Danny Gilligan’s mount is topweight, although bookmaker attention this week has mostly focused on his stable companion Salvador Ziggy, winner of his last three starts. Up to 20mm of forecast overnight rain may not help his chances, although it should not be an issue for Rachael Blackmore’s mount Ain’t That A Shame.
Ciel De Neige is one of two hopes for Willie Mullins, who can boast three Kerry National successes, including Cabaret Queen in 2020.

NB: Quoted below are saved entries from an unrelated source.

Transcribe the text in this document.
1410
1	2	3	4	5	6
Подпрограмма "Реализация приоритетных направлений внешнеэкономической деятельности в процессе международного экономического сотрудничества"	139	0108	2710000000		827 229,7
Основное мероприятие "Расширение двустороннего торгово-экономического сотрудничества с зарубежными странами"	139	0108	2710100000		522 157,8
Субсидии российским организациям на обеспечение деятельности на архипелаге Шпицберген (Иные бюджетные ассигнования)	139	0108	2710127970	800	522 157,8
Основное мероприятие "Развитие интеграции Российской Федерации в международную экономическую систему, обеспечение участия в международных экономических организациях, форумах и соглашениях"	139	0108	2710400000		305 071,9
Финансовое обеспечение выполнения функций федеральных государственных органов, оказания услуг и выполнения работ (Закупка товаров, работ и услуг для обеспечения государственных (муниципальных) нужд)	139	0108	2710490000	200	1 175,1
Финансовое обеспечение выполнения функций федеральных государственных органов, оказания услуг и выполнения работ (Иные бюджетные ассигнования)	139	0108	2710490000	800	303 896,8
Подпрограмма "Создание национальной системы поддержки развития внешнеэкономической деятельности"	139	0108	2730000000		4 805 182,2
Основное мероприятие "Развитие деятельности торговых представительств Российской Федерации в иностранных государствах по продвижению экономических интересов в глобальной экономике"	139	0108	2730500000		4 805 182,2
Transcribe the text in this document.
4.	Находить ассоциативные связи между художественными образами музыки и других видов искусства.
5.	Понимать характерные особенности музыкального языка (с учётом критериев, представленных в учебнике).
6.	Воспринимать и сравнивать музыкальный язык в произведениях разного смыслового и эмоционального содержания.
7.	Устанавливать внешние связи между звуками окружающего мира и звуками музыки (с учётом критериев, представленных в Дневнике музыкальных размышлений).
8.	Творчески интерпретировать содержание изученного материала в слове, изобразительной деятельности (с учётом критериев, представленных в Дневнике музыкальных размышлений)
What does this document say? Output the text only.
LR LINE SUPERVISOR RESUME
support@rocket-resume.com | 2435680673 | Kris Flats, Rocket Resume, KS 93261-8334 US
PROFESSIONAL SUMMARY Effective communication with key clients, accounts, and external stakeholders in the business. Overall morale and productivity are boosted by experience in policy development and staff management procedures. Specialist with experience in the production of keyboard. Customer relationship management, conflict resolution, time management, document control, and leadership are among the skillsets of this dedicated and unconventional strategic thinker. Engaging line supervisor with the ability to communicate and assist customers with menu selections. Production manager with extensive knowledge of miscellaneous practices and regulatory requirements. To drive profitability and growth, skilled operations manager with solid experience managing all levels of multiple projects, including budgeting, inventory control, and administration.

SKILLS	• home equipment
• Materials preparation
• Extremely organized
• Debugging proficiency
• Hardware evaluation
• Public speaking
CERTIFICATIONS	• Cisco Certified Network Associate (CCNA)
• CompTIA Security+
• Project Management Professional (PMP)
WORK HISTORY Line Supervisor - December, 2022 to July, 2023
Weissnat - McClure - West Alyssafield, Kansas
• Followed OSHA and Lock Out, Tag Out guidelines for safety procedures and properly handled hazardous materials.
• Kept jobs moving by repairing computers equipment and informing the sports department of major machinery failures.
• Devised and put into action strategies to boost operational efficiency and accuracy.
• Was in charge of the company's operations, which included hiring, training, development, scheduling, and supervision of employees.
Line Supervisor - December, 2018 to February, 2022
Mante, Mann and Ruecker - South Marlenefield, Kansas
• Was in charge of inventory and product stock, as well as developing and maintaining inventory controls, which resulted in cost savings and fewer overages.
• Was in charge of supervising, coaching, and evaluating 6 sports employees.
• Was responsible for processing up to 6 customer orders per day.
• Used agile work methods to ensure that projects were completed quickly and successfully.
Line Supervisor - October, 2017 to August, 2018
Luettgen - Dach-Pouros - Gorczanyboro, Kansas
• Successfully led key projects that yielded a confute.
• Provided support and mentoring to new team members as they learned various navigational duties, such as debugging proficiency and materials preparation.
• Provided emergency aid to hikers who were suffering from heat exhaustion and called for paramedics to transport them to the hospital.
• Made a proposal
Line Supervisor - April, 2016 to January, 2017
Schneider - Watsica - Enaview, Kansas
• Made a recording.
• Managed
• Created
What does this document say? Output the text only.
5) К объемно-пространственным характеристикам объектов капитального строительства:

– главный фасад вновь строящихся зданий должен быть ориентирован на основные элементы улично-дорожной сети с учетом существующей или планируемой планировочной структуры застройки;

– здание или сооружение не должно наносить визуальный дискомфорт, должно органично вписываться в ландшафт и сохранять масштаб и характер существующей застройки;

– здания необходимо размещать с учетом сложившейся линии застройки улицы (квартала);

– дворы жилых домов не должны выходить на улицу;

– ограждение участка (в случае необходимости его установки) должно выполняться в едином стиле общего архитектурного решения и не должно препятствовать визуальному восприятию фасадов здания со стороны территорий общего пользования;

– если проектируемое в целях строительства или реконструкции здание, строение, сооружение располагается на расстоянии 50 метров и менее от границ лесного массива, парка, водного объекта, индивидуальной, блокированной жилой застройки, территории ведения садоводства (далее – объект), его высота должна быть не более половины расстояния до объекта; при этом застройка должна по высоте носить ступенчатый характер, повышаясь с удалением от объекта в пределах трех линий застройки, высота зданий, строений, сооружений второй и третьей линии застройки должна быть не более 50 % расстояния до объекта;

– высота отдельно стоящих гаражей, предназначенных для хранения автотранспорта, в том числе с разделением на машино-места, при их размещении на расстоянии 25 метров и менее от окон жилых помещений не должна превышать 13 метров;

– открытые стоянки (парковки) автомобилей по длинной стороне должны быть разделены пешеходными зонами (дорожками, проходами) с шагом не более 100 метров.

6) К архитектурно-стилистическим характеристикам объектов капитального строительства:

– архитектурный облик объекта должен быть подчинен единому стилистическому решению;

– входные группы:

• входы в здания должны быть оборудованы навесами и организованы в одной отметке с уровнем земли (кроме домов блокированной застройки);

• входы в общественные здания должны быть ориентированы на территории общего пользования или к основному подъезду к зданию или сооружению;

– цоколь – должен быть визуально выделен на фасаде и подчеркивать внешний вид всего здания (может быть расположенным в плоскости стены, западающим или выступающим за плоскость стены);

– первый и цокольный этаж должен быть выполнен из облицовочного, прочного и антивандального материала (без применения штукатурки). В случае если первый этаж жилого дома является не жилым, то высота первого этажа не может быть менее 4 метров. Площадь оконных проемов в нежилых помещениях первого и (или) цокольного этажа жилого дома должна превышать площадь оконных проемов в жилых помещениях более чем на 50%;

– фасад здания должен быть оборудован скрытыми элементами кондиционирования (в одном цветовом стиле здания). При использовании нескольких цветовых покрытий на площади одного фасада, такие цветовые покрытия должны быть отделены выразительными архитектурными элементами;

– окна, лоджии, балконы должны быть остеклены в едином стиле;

The horse that could finally break McManus’s Listowel duck, however, might be Stealthy Tom. He followed up his Roscommon win with a runner-up placing in the Midlands National at Kilbeggan, and bounced back with a very smooth success in Killarney last month. Regular rider Mark McDonagh again takes a valuable 5lbs off a horse that is admirably versatile in terms of ground conditions and is coming into this in the form of his life.
The Mullins team could prove tough to beat elsewhere on Wednesday’s card, although safe at home back in Carlow is the horse that is already the focus of much attention in Australia. Mullins’s dual-purpose star Vauban is a clear 4-1 favourite to land the Lexus Melbourne Cup after the release of weights for the race that famously stops a nation.
Winner of a Group Three at Naas on his last start, the 2022 Triumph Hurdle hero has been allocated 55kgs – equivalent to 8st 9lbs – for the Flemington showpiece. It puts him 16th on the list of entries for a race in which a maximum of 24 can run on the first Tuesday in November.
Mullins’s Ebor winner Absurde is assured of a slot in the race and has been assigned 53kgs, while Aidan O’Brien has left in both Broome and Saturday’s St Leger fourth Tower of London.
Dermot Weld, who famously changed the face of the Melbourne Cup with Vintage Crop’s groundbreaking success 30 years ago, has left open the option of trying to win the race for a third time through the rising star Harbour Wind. However, his 50kgs allocation leaves him well down the list of early entries that is topped by last year’s winner Gold Trip.
Instead of a trip down under Tower Of London could line up instead in this Sunday’s €600,000 Friends of the Curragh Irish Cesarewitch. That massive prize is not even the Curragh’s most valuable race of the weekend, although just 24 entries are left in Saturday’s Goffs Million after Tuesday’s latest acceptance stage. Europe’s most valuable two-year-old race, confined to horses catalogued at last year’s Orby yearling sale, had 19 runners line up in it a year ago.
One of the leading contenders left in appears to be Aidan O’Brien’s Lowther Stakes runner-up Cherry Blossom.